Bob Corlett | Founding Member, HRExaminer Editorial Advisory Board

Bob Corlett | Founding Member, HRExaminer Editorial Advisory Board

Bob Corlett returns to the HRExaminer Editorial Advisory Board. Bob has worked in staffing and consulting for over 25 years. He is the founder and President of Staffing Advisors, a retained search firm near Washington DC. He developed The Results-Based Hiring Process® and is one of Washington’s best known thought leaders on staffing and recruiting. Full Bio


Why That New Metrics Initiative Will Destroy Your HR Career

by Bob Corlett

My wife makes her living analyzing the academic achievement of students in our public school system – (thanks to the “No Data Left Behind” act).   So, when she moved over to a low performing school, with a new, data-driven principal, I was interested in how that would play out.  Would brilliant analytics and new leadership improve the academic performance of the school?  Naturally we were hopeful, because I’m a process guy, and well, analytics is her job.  But analytics were not the key to the school turnaround.  They were helpful, but secondary.  It’s something else that’s turning the tide.

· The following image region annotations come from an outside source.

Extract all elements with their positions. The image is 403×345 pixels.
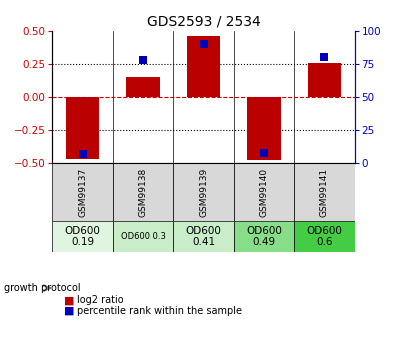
Point (140, 57, 146, 63)
Bar (52, 221, 113, 252)
Bar (113, 163, 173, 221)
Text: ■: ■ (64, 306, 75, 315)
Text: ■: ■ (64, 295, 75, 305)
Text: growth protocol: growth protocol (4, 283, 81, 293)
Title: GDS2593 / 2534: GDS2593 / 2534 (147, 14, 260, 29)
Text: OD600
0.49: OD600 0.49 (246, 226, 282, 247)
Text: log2 ratio: log2 ratio (77, 295, 123, 305)
Bar (113, 221, 173, 252)
Point (200, 41, 207, 47)
Bar (127, 77, 160, 97)
Text: GSM99141: GSM99141 (320, 167, 329, 217)
Bar (187, 36, 220, 97)
Bar (173, 163, 234, 221)
Text: GSM99140: GSM99140 (260, 167, 268, 217)
Text: GSM99137: GSM99137 (78, 167, 87, 217)
Text: OD600 0.3: OD600 0.3 (120, 232, 166, 241)
Bar (173, 221, 234, 252)
Bar (294, 221, 355, 252)
Bar (294, 163, 355, 221)
Bar (234, 163, 294, 221)
Bar (247, 97, 280, 160)
Text: OD600
0.6: OD600 0.6 (306, 226, 343, 247)
Text: GSM99138: GSM99138 (139, 167, 147, 217)
Bar (52, 163, 113, 221)
Bar (66, 97, 99, 159)
Bar (308, 63, 341, 97)
Text: percentile rank within the sample: percentile rank within the sample (77, 306, 241, 315)
Text: OD600
0.41: OD600 0.41 (185, 226, 222, 247)
Point (79, 151, 86, 157)
Point (261, 150, 267, 155)
Text: GSM99139: GSM99139 (199, 167, 208, 217)
Point (321, 55, 328, 60)
Bar (234, 221, 294, 252)
Text: OD600
0.19: OD600 0.19 (64, 226, 101, 247)
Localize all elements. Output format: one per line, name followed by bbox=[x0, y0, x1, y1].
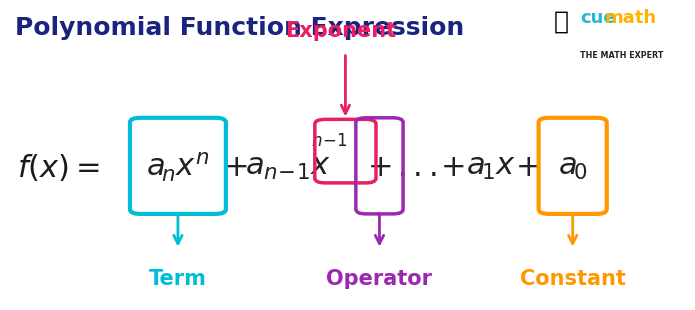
Text: Operator: Operator bbox=[327, 269, 432, 289]
Text: Polynomial Function Expression: Polynomial Function Expression bbox=[15, 16, 464, 39]
Text: THE MATH EXPERT: THE MATH EXPERT bbox=[580, 51, 664, 60]
Text: $a_{n\!-\!1}x$: $a_{n\!-\!1}x$ bbox=[245, 153, 332, 182]
Text: $f(x) =$: $f(x) =$ bbox=[17, 152, 100, 183]
Text: $n\!-\!1$: $n\!-\!1$ bbox=[311, 132, 348, 150]
Text: Term: Term bbox=[149, 269, 207, 289]
Text: $+$: $+$ bbox=[515, 153, 540, 182]
Text: $a_{\!n}x^{n}$: $a_{\!n}x^{n}$ bbox=[147, 151, 209, 184]
Text: $+$: $+$ bbox=[367, 153, 392, 182]
Text: $...$: $...$ bbox=[397, 153, 437, 182]
Text: $a_{\!1}x$: $a_{\!1}x$ bbox=[466, 153, 516, 182]
Text: $a_{\!0}$: $a_{\!0}$ bbox=[558, 153, 587, 182]
Text: Constant: Constant bbox=[520, 269, 626, 289]
Text: math: math bbox=[605, 9, 657, 27]
Text: Exponent: Exponent bbox=[285, 21, 396, 41]
Text: $+$: $+$ bbox=[439, 153, 464, 182]
Text: cue: cue bbox=[580, 9, 616, 27]
Text: $+$: $+$ bbox=[222, 153, 247, 182]
Text: 🚀: 🚀 bbox=[554, 10, 569, 34]
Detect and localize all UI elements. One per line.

Time magazine just ran an article about the schools in Finland.  The Finns are rock stars in global education – by almost any standard they have outperformed virtually every other country in the world for many, many years.   How do they do it?  With more metrics?   No.  They did it with better teachers, and just a few metrics.

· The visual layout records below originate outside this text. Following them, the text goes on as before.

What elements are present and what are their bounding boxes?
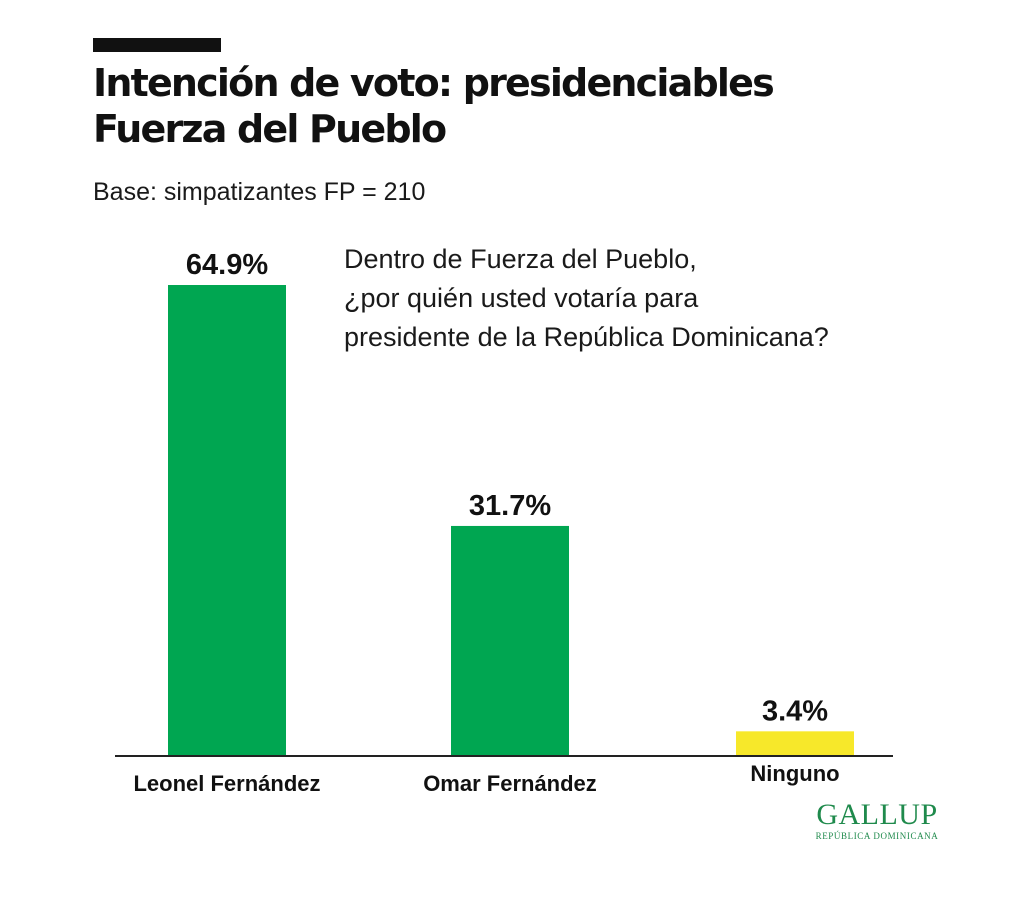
- survey-question-line1: Dentro de Fuerza del Pueblo,: [344, 244, 697, 274]
- category-label-ninguno: Ninguno: [750, 761, 839, 786]
- survey-question-line2: ¿por quién usted votaría para: [344, 283, 699, 313]
- chart-subtitle: Base: simpatizantes FP = 210: [93, 178, 426, 206]
- chart-title: Intención de voto: presidenciables Fuerz…: [93, 60, 993, 152]
- chart-title-line1: Intención de voto: presidenciables: [93, 61, 775, 105]
- value-label-omar-fernandez: 31.7%: [469, 490, 551, 522]
- gallup-logo: GALLUP REPÚBLICA DOMINICANA: [812, 798, 942, 842]
- chart-title-line2: Fuerza del Pueblo: [93, 107, 447, 151]
- bar-ninguno: [736, 731, 854, 756]
- category-label-omar-fernandez: Omar Fernández: [423, 771, 597, 796]
- header-rule: [93, 38, 221, 52]
- gallup-logo-name: GALLUP: [816, 798, 938, 831]
- value-label-ninguno: 3.4%: [762, 695, 828, 727]
- category-label-leonel-fernandez: Leonel Fernández: [133, 771, 320, 796]
- bar-leonel-fernandez: [168, 285, 286, 756]
- survey-question: Dentro de Fuerza del Pueblo, ¿por quién …: [344, 240, 944, 357]
- value-label-leonel-fernandez: 64.9%: [186, 249, 268, 281]
- survey-question-line3: presidente de la República Dominicana?: [344, 322, 829, 352]
- bar-omar-fernandez: [451, 525, 569, 756]
- gallup-logo-subtitle: REPÚBLICA DOMINICANA: [815, 831, 939, 841]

“The Finns … do as little measuring and testing as they can get away with. They just don’t believe it does much good.”

The Time article shared 3 BFO’s – (Blinding Flashes of the Obvious) about Finland:

1.     “Finland’s sweeping success is largely due to one big, not-so-secret weapon: its teachers … It’s the quality of the teaching that is driving Finland’s results”

2.     “The U.S. has an industrial model where teachers are the means for conveying a prefabricated product. In Finland, the teachers are the standard.”

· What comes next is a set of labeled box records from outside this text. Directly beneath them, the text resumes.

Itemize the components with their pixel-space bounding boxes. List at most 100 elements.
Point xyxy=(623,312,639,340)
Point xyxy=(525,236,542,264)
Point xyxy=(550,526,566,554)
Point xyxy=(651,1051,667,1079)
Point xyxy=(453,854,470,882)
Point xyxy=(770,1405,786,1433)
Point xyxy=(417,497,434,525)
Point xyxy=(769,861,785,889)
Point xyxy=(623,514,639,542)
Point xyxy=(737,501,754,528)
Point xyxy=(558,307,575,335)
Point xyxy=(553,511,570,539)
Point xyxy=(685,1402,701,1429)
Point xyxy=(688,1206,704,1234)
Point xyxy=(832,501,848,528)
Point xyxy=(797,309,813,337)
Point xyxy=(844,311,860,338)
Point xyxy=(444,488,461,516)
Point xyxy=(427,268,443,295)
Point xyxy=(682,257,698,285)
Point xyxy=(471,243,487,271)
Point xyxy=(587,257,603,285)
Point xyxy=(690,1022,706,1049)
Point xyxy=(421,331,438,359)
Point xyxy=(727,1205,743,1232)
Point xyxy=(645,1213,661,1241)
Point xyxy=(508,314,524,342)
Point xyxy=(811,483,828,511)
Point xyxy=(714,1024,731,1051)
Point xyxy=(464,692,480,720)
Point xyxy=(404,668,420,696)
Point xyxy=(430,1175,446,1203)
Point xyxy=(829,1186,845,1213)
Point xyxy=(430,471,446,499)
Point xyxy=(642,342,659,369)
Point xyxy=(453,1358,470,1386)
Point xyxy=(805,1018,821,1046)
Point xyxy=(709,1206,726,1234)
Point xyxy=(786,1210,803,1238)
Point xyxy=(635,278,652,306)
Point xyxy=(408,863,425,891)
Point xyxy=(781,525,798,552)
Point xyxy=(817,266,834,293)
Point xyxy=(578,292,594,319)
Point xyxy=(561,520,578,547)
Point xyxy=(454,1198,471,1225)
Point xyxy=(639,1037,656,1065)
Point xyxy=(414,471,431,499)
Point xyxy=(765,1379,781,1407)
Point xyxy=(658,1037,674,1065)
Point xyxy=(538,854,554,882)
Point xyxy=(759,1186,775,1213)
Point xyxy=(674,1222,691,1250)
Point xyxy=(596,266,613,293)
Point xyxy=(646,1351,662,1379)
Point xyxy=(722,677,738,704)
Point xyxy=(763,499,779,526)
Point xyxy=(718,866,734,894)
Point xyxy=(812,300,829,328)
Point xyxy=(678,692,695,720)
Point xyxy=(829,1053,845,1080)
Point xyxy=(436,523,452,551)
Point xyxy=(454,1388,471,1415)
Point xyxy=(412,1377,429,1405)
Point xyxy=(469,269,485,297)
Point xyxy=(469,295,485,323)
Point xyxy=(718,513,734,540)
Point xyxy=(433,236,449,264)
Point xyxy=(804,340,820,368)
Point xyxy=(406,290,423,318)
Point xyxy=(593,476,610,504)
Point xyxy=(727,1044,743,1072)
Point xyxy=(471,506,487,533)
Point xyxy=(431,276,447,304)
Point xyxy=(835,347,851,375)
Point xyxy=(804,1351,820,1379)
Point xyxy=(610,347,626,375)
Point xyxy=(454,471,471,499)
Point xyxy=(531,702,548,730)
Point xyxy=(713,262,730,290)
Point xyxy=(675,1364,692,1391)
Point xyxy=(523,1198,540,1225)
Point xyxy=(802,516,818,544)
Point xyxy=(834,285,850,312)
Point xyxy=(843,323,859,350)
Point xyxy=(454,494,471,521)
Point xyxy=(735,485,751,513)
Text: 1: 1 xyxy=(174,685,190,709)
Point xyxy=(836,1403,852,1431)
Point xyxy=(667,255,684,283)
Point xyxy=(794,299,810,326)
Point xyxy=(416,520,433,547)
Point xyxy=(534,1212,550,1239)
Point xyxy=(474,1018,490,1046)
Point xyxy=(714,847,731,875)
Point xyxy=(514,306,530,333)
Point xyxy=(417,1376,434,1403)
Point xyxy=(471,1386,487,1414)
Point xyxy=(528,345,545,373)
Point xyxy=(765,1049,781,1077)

3.     “In the U.S., they treat teachers like pizza delivery boys and then do efficiency studies on how well they deliver the pizza.”

One of the keys to the Finns success was selecting the right people to become teachers, investing in their development, and then freeing them to use their expertise to teach, unconstrained by a standardized curriculum geared toward standardized test scores.  No “teaching to the test” in Finland.  Instead they start with a highly skilled professional and trust them to use their judgment. There is a lesson for HR here.

The transformation in my wife’s school did not happen two years ago when better metrics were introduced.  The transformation only happened as better teachers were introduced, and teachers who resisted accountability left.   Great people first, a few metrics second – metrics are only useful in the hands of a skilled operator.   W. Edwards Deming, the godfather of the American quality movement cautioned that “A bad system will beat a good person every time.” But my corollary is this:  “A bad person will screw up a good system every time.”  Great metrics did not help the bad teachers.

When you ask the question “What are some good metrics to use in an HR department?” you are already on the wrong track.  That first wrong question will launch a misguided drive toward an efficiency goal, often at the expense of a business imperative.  (It will lead you to think it’s a good idea to lower your cost-per-hire by making top candidates all apply through your irritating Applicant Tracking System).  Efficiency oriented metrics initiatives like these are a career disaster.  They simply turn HR into pizza delivery boys (or, as John Sumser would argue, girls).   You’ll train the real decision makers to say, “Hey HR, while I am driving real business results why don’t you go get me a pizza (or new hire?  Oh, and can you guarantee delivery in 30 minutes?”.

If you are not steeped in metrics now, don’t borrow them from some other organization.  Instead, look at two or three things that consistently drive results in your organization (like hiring great people, and then start looking for ways you can have a measurable impact on that.